The Right Livelihood Award, also known as the "alternative Nobel Prize", is endowed with one million crowns (around 95,000 euros) for each of the four winners.
Sotoudeh's husband, Reza Khandan, thanked the awardee for the award and described it as a "sign of support for human rights defenders and lawyers at risk" and "a great help in promoting human rights".
Sotoudeh, who comes from a traditionally religious family in Iran, started her work as a lawyer defending children's rights.
She represented children and young people who had been abused and ill-treated, a difficult cause in the Islamic Republic, where fathers enjoy almost unlimited rights.
Later on, Sotoudeh's clients included political prisoners and women's rights activists, including the Iranian Nobel Peace Prize laureate Shirin Ebadi.
In 2006, Sotoudeh, together with other Iranian women, initiated the "1 Million Signatures" campaign, which calls for equality between women and men in the Islamic Republic.
She also defended a number of young women who took off their headscarves in 2018 in protest against the Islamic dress code in Iran.
She was arrested again and has been in Tehran's infamous Evin Prison ever since.
Despite Corona - no prison leave for political prisoners
Sotoudeh repeatedly goes on hunger strikes to protest the conditions of detention and to obtain the release of political prisoners.

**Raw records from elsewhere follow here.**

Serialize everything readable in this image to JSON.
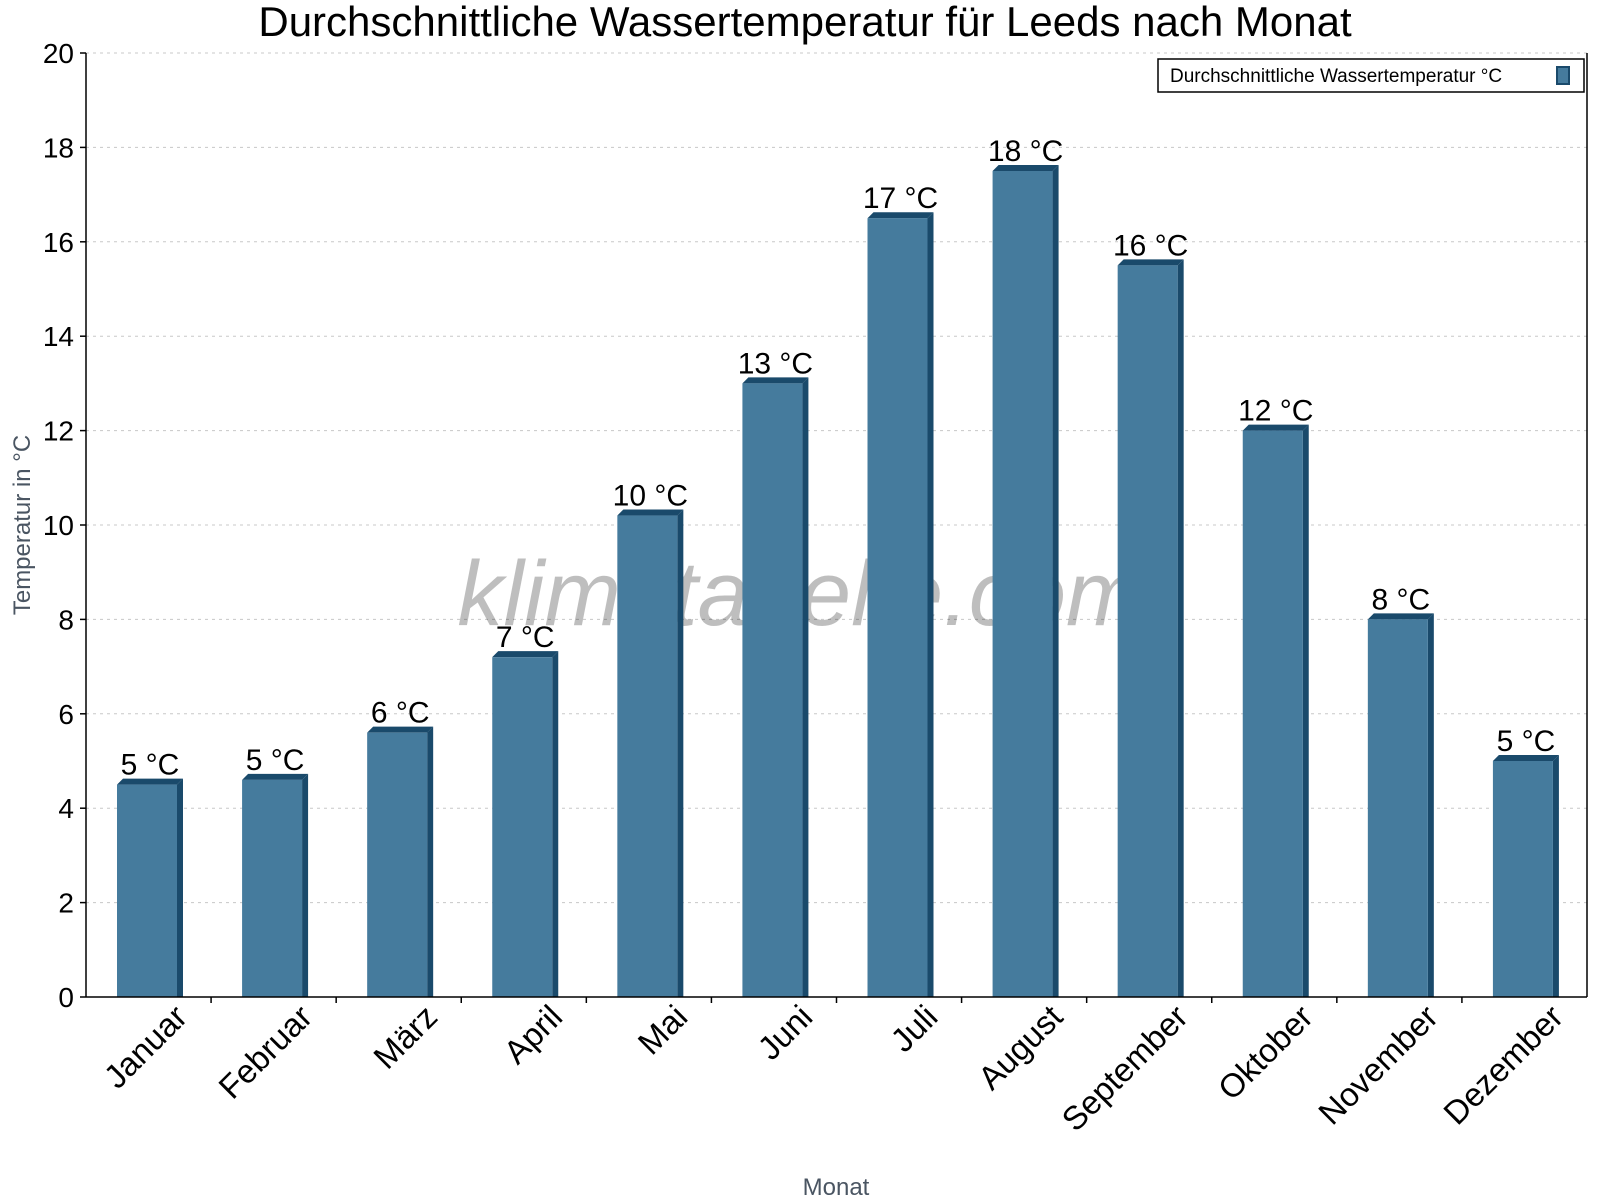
{
  "chart_data": {
    "type": "bar",
    "title": "Durchschnittliche Wassertemperatur für Leeds nach Monat",
    "xlabel": "Monat",
    "ylabel": "Temperatur in °C",
    "categories": [
      "Januar",
      "Februar",
      "März",
      "April",
      "Mai",
      "Juni",
      "Juli",
      "August",
      "September",
      "Oktober",
      "November",
      "Dezember"
    ],
    "series": [
      {
        "name": "Durchschnittliche Wassertemperatur °C",
        "values": [
          4.5,
          4.6,
          5.6,
          7.2,
          10.2,
          13.0,
          16.5,
          17.5,
          15.5,
          12.0,
          8.0,
          5.0
        ],
        "labels": [
          "5 °C",
          "5 °C",
          "6 °C",
          "7 °C",
          "10 °C",
          "13 °C",
          "17 °C",
          "18 °C",
          "16 °C",
          "12 °C",
          "8 °C",
          "5 °C"
        ],
        "color": "#457b9d",
        "side_color": "#1a4a6b"
      }
    ],
    "ylim": [
      0,
      20
    ],
    "yticks": [
      0,
      2,
      4,
      6,
      8,
      10,
      12,
      14,
      16,
      18,
      20
    ],
    "grid": true,
    "legend": "top-right",
    "watermark": "klimatabelle.com"
  }
}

Most recently, she ended a more than 40-day hunger strike last weekend after briefly receiving hospital treatment for heart problems.

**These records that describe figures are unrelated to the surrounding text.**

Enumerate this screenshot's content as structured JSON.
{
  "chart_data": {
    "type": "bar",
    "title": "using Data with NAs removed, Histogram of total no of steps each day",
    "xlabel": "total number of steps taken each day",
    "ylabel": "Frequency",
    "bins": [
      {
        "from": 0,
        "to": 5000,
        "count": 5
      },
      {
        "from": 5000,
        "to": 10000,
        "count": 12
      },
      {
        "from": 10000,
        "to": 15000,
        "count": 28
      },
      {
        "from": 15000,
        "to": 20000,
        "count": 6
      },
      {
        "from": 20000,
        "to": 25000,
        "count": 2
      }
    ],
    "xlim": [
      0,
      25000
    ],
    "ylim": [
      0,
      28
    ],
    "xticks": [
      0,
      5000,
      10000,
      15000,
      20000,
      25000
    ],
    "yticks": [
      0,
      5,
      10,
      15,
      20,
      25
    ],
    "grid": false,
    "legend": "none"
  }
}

With her protest, she wanted to obtain prison leave for political prisoners who are at risk from the spread of Covid-19 in Iranian prisons.
While many other prisoners were allowed to leave the overcrowded prisons, at least temporarily, to prevent infection with the virus, there was no prison leave for political prisoners.

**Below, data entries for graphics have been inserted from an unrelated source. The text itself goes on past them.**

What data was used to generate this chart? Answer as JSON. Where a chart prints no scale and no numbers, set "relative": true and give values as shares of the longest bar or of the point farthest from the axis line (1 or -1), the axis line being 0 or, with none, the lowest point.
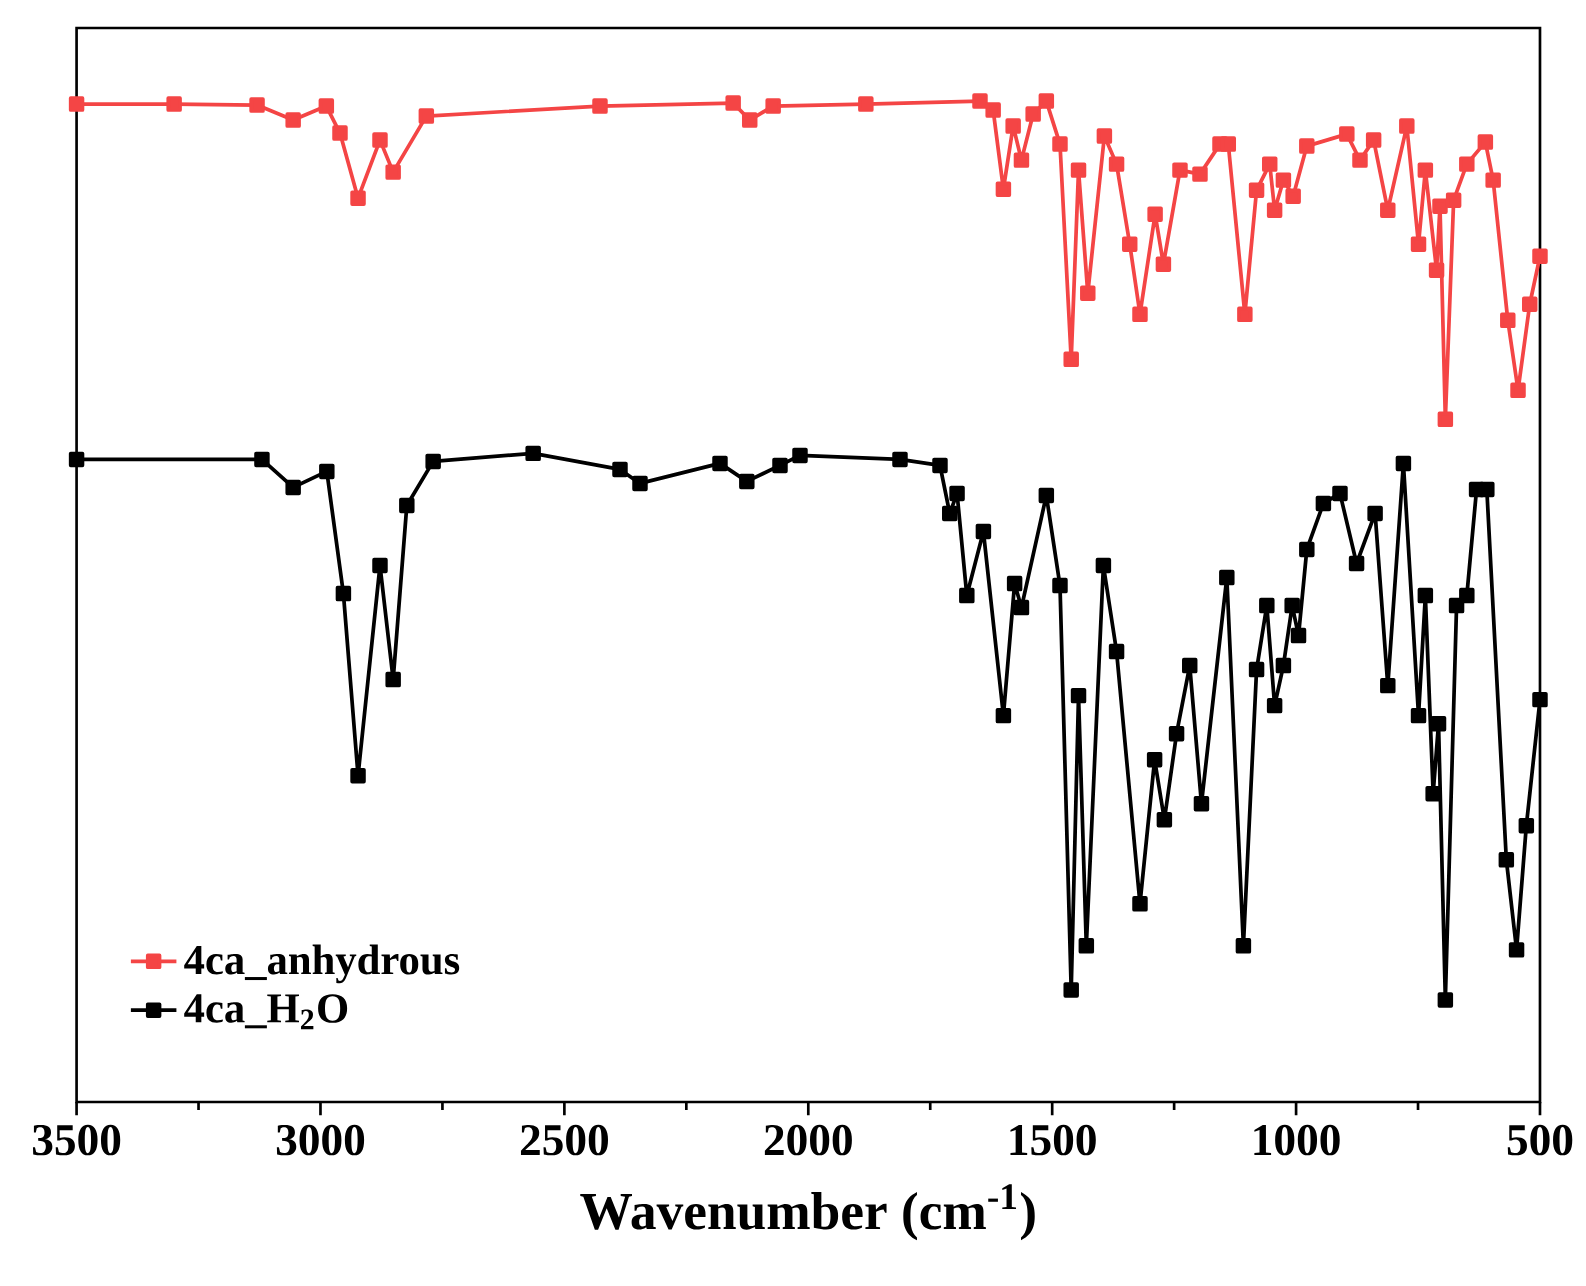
{
  "chart_data": {
    "type": "line",
    "xlabel": "Wavenumber (cm$^{-1}$)",
    "relative": true,
    "xlim": [
      3500,
      500
    ],
    "xticks": [
      3500,
      3000,
      2500,
      2000,
      1500,
      1000,
      500
    ],
    "legend": "bottom left",
    "marker": "square",
    "series": [
      {
        "name": "4ca_anhydrous",
        "color": "#f44545",
        "x": [
          3500,
          3300,
          3130,
          3056,
          2988,
          2960,
          2923,
          2878,
          2851,
          2783,
          2427,
          2154,
          2120,
          2072,
          1882,
          1648,
          1621,
          1600,
          1580,
          1563,
          1539,
          1512,
          1484,
          1461,
          1446,
          1427,
          1393,
          1368,
          1341,
          1320,
          1289,
          1272,
          1238,
          1197,
          1156,
          1139,
          1105,
          1081,
          1054,
          1044,
          1026,
          1006,
          978,
          896,
          869,
          841,
          812,
          773,
          749,
          735,
          712,
          705,
          694,
          677,
          650,
          612,
          596,
          566,
          545,
          521,
          500
        ],
        "values": [
          0.997,
          0.997,
          0.996,
          0.981,
          0.995,
          0.968,
          0.903,
          0.961,
          0.929,
          0.985,
          0.995,
          0.998,
          0.981,
          0.995,
          0.997,
          1.0,
          0.991,
          0.912,
          0.975,
          0.941,
          0.987,
          1.0,
          0.957,
          0.742,
          0.931,
          0.808,
          0.965,
          0.937,
          0.857,
          0.787,
          0.887,
          0.837,
          0.931,
          0.927,
          0.957,
          0.957,
          0.787,
          0.911,
          0.937,
          0.891,
          0.921,
          0.905,
          0.955,
          0.967,
          0.941,
          0.961,
          0.891,
          0.975,
          0.857,
          0.931,
          0.831,
          0.895,
          0.682,
          0.901,
          0.937,
          0.959,
          0.921,
          0.781,
          0.711,
          0.797,
          0.845
        ]
      },
      {
        "name": "4ca_H$_{2}$O",
        "color": "#000000",
        "x": [
          3500,
          3120,
          3056,
          2987,
          2953,
          2923,
          2878,
          2851,
          2823,
          2769,
          2564,
          2386,
          2345,
          2181,
          2126,
          2058,
          2017,
          1812,
          1730,
          1710,
          1695,
          1675,
          1641,
          1600,
          1577,
          1563,
          1512,
          1484,
          1461,
          1446,
          1430,
          1395,
          1368,
          1320,
          1290,
          1270,
          1245,
          1218,
          1194,
          1142,
          1108,
          1081,
          1060,
          1044,
          1026,
          1008,
          995,
          978,
          944,
          910,
          876,
          838,
          812,
          780,
          749,
          735,
          719,
          708,
          694,
          671,
          650,
          630,
          609,
          569,
          548,
          528,
          500
        ],
        "values": [
          0.642,
          0.642,
          0.614,
          0.63,
          0.508,
          0.326,
          0.536,
          0.422,
          0.596,
          0.64,
          0.648,
          0.632,
          0.618,
          0.638,
          0.62,
          0.636,
          0.646,
          0.642,
          0.636,
          0.588,
          0.608,
          0.506,
          0.57,
          0.386,
          0.518,
          0.494,
          0.606,
          0.516,
          0.112,
          0.406,
          0.156,
          0.536,
          0.45,
          0.198,
          0.342,
          0.282,
          0.368,
          0.436,
          0.298,
          0.524,
          0.156,
          0.432,
          0.496,
          0.396,
          0.436,
          0.496,
          0.466,
          0.552,
          0.598,
          0.608,
          0.538,
          0.588,
          0.416,
          0.638,
          0.386,
          0.506,
          0.308,
          0.378,
          0.102,
          0.496,
          0.506,
          0.612,
          0.612,
          0.242,
          0.152,
          0.276,
          0.402
        ]
      }
    ]
  }
}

Sotoudeh's struggle is receiving increasing international attention.
She was awarded the Sakharov Prize of the European Parliament and the Prize of the German Association of Judges, the American PEN Club and numerous former and active politicians support her.
Husband Khandan now thanked for the national and international support, which are far greater than the pressure of the government in Iran.
"Our family is going through very difficult days"
But Sotoudeh and her family pay a high price for their struggle.
Her husband and daughter Mehraveh, 21, were also detained.
The younger son had to do without his mother for long periods of his childhood.
The pressure from the Iranian government is directed against the whole family, says Reza Khandan: "Our family is going through very difficult days."
Two years ago, SPIEGEL did not talk to Khandan because he was arrested on the morning of the meeting.
During an apartment search, the security forces found badges demanding that the headscarf be abolished.
Instead of the father, daughter Mehraveh, then 19, was ready to speak to SPIEGEL.
"My mother can't stand injustice"
Friends and relatives gathered in the family's living room to support the two children of the imprisoned couple.
She accepts what her mother does, said Mehraveh at the time.
"My mother cannot stand injustice, she is a lawyer, she stands up for the law and does nothing against the law."
When Nasrin Sotoudeh was briefly transferred from Evin prison to the cardiology ward of a Tehran clinic last week, Khandan and the two children were able to see her for the first time in many weeks.
The children were shocked to see their mother in this condition, Khandan said.
"You can't keep the children out of all of this, they got right into it without choosing this path," said Khandan.
That weighs on the conscience and is "a double pressure" for him and his wife.
The hope of the alternative Nobel Prize is that Sotoudeh will become a symbol of resistance against arbitrariness, human rights violations and discrimination against women in the Islamic Republic, both nationally and internationally.
Some see the delicate woman with the iron will and incorruptible principles as an Iranian "Nelson Mandela".